Ah, yes, Rafael Cruz is not Senator Ted Cruz, he’s just the dad and he can be as weird as he likes. That might be true. I do not mention a politician’s family unless the politician puts them in the spotlight. Rafael was paid $20,000 last year to assist, lecture, and consult in his son’s various campaigns. He sometimes speaks for Ted. So Ted Cruz himself brought the man into the fray. Among Rafael’s notable pronouncements is this one:
“I’ve met so many Christians that tell me, ‘Evolution is a scientific fact.’ Baloney! I am a scientist, there is nothing scientific about evolution.” – Rafael Cruz
I guess we can debate whether Rafael Cruz was once a scientist. He did earn a maths degree, so maybe he has one of those elusive “hard science” degrees that his son rattled on about, but he is a preacher now and he recently said, “It takes more faith to believe in evolution than to believe in the first two chapters of Genesis.” No, it takes logic and reasoning, not faith – Holy Spirit enemas do not figure into studying genetics and biology. But this is enough about Cruz, Senior. The son, Rafael ‘Ted’ Cruz, does not bear the intellectual sins of the father. (Although there is that issue about paying the old man to stump the trail.)
It must have been difficult – divorced parents, uncertain citizenship, and a father with an odd and evolving spirituality. But it is Ted Cruz’s science that concerns us here on this blog. As head of a powerful group that could potentially stop science expenditures for ‘non-core, impure, non-hard’ sciences like geophysics, we have to hope his pre-law education included a few basic science lectures. We do know this about the senator – he says he is keen on keeping US astronauts in space. He will reduce NASA’s earth-studies budget, but he has repeatedly said he will keep funding manned space exploration.

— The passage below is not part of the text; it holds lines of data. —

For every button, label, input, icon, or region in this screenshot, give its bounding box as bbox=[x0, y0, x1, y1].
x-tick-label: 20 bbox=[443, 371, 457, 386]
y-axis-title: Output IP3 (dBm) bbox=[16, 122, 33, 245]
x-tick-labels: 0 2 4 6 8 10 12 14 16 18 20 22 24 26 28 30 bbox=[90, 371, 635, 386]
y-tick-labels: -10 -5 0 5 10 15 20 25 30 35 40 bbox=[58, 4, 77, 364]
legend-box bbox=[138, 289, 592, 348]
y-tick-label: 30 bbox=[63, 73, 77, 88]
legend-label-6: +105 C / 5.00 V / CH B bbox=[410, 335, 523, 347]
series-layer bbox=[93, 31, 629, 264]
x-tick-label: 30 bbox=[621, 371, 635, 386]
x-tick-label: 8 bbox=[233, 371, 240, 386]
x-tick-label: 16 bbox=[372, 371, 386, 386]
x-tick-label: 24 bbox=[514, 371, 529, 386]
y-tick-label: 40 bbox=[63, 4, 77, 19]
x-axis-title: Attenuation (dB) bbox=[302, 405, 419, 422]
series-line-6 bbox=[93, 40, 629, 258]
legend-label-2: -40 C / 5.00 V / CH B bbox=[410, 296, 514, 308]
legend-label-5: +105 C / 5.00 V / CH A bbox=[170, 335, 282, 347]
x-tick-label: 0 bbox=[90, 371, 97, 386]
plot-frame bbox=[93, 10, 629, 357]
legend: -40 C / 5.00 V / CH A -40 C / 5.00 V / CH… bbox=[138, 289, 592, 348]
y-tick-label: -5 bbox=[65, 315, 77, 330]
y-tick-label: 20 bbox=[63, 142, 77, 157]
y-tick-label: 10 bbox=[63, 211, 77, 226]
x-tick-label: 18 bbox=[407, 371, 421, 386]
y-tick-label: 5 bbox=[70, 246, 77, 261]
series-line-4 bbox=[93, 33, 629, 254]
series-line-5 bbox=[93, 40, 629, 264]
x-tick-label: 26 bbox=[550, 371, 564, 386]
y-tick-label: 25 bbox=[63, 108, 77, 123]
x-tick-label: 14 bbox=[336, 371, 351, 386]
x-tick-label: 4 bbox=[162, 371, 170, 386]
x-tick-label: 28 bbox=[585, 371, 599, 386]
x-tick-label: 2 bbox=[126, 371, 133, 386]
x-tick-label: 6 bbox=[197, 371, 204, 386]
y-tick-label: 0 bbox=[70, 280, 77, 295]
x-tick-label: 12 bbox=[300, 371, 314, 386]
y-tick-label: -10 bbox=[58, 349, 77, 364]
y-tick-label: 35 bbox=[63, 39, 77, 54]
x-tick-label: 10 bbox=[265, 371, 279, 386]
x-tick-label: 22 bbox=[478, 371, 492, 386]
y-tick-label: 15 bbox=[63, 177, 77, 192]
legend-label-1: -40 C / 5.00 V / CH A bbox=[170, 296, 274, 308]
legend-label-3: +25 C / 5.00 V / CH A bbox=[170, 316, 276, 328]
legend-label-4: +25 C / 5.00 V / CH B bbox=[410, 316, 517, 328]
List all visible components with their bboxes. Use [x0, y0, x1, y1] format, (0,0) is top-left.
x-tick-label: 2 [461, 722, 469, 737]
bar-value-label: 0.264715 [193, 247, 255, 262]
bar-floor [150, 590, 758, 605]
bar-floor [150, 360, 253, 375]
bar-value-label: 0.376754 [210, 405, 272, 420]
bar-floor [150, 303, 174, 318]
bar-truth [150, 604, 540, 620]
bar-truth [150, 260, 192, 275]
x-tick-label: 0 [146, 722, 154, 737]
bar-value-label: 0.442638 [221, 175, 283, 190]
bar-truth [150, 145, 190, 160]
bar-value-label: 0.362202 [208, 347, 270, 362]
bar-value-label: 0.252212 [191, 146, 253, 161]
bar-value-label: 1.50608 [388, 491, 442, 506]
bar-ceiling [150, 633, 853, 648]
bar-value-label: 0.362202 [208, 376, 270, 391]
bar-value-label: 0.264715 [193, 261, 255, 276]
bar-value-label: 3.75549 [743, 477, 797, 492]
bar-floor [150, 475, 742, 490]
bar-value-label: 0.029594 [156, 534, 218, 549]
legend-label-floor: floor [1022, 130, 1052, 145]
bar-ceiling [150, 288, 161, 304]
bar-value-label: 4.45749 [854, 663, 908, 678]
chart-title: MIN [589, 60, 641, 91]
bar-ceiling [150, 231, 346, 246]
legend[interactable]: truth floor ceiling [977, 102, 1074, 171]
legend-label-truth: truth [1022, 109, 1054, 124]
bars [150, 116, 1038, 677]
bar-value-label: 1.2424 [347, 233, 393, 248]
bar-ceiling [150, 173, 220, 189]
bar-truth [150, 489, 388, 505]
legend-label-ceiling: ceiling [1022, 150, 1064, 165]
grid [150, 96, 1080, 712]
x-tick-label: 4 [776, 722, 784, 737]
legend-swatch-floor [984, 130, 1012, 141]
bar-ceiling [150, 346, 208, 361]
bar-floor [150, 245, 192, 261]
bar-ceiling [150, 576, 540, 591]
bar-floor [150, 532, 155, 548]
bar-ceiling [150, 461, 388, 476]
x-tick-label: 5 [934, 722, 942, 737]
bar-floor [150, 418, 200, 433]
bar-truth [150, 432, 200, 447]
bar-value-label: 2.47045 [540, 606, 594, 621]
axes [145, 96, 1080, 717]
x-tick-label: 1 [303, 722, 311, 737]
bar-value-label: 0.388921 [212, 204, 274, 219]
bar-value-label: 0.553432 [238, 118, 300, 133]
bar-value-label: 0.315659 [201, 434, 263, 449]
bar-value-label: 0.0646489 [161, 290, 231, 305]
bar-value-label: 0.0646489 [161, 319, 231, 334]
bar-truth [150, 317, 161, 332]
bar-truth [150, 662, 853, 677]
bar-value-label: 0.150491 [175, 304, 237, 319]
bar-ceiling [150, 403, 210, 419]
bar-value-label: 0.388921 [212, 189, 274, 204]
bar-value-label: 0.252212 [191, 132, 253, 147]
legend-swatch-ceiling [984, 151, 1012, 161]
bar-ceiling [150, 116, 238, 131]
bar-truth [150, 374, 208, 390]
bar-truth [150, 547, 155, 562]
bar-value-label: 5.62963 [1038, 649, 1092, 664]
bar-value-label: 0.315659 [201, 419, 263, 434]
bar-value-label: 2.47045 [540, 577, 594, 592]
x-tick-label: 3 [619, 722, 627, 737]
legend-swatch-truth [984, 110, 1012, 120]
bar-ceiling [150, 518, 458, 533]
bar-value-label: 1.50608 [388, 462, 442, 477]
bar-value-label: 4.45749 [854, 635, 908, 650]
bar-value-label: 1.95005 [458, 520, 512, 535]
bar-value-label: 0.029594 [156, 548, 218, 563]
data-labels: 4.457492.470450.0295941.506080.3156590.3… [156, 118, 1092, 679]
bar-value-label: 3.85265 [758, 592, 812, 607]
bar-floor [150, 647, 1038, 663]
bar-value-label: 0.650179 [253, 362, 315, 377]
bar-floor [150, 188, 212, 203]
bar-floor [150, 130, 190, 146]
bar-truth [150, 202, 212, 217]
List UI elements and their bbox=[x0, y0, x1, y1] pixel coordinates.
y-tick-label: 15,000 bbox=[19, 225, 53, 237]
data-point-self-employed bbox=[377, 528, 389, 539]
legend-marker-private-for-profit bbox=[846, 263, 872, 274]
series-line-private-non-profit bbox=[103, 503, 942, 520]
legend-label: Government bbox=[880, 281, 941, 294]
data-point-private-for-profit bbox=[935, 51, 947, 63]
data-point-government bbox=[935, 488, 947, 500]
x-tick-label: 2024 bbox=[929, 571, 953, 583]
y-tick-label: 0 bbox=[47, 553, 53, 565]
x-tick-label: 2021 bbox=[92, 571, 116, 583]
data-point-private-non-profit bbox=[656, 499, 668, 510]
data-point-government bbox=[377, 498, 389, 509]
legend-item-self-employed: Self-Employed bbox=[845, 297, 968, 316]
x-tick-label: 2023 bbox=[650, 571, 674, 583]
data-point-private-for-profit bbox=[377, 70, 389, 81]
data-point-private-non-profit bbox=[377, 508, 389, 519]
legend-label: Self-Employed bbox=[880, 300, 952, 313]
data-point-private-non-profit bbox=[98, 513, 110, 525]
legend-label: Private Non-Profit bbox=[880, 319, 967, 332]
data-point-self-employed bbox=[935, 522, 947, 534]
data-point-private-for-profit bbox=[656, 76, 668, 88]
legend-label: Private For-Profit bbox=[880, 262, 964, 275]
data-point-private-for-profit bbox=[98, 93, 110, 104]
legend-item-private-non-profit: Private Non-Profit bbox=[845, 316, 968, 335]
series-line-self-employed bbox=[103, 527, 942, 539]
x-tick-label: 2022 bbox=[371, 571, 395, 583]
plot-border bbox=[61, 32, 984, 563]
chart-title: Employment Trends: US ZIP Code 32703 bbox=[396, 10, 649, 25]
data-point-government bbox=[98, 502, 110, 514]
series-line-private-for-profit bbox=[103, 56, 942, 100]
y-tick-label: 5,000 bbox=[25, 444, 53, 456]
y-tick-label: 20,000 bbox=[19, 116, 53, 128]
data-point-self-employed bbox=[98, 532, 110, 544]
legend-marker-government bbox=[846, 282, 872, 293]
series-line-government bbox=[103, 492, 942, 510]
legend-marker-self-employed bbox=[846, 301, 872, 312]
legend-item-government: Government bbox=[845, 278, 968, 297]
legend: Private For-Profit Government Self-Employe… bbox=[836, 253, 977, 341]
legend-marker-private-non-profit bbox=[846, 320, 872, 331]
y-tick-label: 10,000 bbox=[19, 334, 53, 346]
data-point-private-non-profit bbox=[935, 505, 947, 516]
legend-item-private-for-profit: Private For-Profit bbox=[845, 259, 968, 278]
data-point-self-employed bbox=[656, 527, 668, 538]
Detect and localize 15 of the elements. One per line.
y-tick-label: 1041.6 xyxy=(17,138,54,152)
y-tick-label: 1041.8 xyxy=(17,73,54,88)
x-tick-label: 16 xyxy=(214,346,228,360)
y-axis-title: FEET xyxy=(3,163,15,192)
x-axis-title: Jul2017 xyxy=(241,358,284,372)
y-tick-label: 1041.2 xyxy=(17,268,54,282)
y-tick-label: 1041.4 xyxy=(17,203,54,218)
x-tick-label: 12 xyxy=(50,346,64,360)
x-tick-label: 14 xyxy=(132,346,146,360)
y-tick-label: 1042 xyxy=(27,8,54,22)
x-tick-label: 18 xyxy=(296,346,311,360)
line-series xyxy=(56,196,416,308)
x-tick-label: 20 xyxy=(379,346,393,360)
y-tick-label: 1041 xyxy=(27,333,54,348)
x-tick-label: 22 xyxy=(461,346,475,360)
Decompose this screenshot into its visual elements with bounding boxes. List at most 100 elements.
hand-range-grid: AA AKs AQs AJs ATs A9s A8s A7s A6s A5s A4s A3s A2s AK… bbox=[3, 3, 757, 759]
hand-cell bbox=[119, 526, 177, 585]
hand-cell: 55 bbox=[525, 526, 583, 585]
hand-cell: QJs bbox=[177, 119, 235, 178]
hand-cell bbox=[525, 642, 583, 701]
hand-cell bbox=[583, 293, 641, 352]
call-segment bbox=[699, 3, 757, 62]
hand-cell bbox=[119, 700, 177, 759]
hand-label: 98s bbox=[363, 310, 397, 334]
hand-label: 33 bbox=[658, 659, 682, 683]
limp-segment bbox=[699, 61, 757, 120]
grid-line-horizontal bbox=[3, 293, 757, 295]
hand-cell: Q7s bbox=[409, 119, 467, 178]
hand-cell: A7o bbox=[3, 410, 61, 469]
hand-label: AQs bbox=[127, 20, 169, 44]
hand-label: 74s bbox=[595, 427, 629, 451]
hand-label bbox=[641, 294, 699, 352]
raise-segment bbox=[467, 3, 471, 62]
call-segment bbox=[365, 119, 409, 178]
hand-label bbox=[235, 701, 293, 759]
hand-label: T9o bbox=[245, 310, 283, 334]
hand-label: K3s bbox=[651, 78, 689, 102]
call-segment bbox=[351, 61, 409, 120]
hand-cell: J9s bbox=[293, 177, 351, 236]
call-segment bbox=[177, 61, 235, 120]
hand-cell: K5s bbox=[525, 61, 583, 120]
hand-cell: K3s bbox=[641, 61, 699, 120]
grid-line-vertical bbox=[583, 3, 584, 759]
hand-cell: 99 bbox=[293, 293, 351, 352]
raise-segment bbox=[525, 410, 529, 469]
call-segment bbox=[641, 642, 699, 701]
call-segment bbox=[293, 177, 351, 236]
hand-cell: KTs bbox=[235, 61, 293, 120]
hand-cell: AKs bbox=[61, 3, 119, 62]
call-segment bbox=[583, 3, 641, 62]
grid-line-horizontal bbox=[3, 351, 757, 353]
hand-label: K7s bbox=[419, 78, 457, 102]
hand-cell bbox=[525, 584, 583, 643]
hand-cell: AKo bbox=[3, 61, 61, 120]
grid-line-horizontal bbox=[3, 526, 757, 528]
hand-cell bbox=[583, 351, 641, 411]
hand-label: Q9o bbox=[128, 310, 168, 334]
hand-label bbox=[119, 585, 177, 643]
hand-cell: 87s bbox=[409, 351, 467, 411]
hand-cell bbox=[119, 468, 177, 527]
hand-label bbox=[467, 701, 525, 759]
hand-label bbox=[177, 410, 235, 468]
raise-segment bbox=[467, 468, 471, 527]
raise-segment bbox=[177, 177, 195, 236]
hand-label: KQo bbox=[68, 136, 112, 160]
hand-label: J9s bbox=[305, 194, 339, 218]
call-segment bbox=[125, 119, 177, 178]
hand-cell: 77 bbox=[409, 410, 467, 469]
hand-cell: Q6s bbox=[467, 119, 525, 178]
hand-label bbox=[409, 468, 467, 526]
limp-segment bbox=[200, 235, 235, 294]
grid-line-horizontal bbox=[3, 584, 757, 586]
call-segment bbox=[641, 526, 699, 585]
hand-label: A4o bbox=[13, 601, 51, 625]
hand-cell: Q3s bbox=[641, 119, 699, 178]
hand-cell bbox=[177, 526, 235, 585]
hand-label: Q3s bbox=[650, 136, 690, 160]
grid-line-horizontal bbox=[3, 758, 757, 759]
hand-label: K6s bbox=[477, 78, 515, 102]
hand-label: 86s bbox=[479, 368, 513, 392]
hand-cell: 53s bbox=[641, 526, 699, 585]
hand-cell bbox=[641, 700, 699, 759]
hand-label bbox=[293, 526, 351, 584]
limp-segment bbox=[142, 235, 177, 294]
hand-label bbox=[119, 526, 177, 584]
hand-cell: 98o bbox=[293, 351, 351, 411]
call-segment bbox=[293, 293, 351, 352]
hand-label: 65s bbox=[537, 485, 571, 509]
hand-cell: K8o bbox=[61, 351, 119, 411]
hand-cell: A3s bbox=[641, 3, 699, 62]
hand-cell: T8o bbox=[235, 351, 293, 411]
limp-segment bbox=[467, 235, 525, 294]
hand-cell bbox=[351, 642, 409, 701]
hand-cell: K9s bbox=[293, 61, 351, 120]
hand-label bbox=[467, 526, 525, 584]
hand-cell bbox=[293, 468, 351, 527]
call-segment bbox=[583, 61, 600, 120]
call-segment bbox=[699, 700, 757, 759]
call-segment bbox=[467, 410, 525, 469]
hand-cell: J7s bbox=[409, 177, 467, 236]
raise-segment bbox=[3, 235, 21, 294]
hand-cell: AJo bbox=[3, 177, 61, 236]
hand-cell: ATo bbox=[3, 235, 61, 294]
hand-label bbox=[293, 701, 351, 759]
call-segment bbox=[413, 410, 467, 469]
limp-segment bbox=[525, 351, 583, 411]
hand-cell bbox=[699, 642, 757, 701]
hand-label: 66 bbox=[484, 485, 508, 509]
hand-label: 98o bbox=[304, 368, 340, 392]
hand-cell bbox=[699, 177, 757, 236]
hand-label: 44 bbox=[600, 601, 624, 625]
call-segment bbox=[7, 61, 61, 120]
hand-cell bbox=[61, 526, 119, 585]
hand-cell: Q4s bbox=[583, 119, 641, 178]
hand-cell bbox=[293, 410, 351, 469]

He says that he wants to return NASA to its earlier mandate, but Ted Cruz may not realize that NASA’s original purpose was to study the planet: the first satellite, Explorer I, launched in 1958, was part of the International Geophysical Year. While the Russian Sputnik aimlessly circled the Earth and simply beeped its presence, the American Explorer was a real scientific earth-explorer. It proved the existence of the speculated Van Allen radiation belt. (Explorer carried a Geiger counter; Sputnik carried a be*ping radio transmitter.) NASA’s first foray into space was scientific, it was not a macho statement of physical conquest. Hopefully the bright and shiny new chairman of science will keep this in mind. Without using NASA’s geophysics to understand the Earth’s enveloping radiation and magnetic fields back in 1958, it would have been irresponsible to send humans aloft. If Ted Cruz, America’s new science guy, wants to safely send astronauts to space, he must also fund NASA’s earth studies so that all the potential risks can be understood.
* (Incidentally, some readers may rightfully wonder about my concern for US science: Even in Canada, where I now live, American science impacts us. But there is also this: I moved to Canada from the USA, where I was born. I was 20 when I arrived in 1974, the same year Ted Cruz moved his parents south to the States. I’m think I saw him screaming from the back seat of his family’s station wagon while my ’61 Chevy pickup truck and I crossed in the opposite direction, at the inland border port of Monchy. We were ships passing in the prairie night. Or maybe that was some other screaming kid in the wagon. I’ll never know.)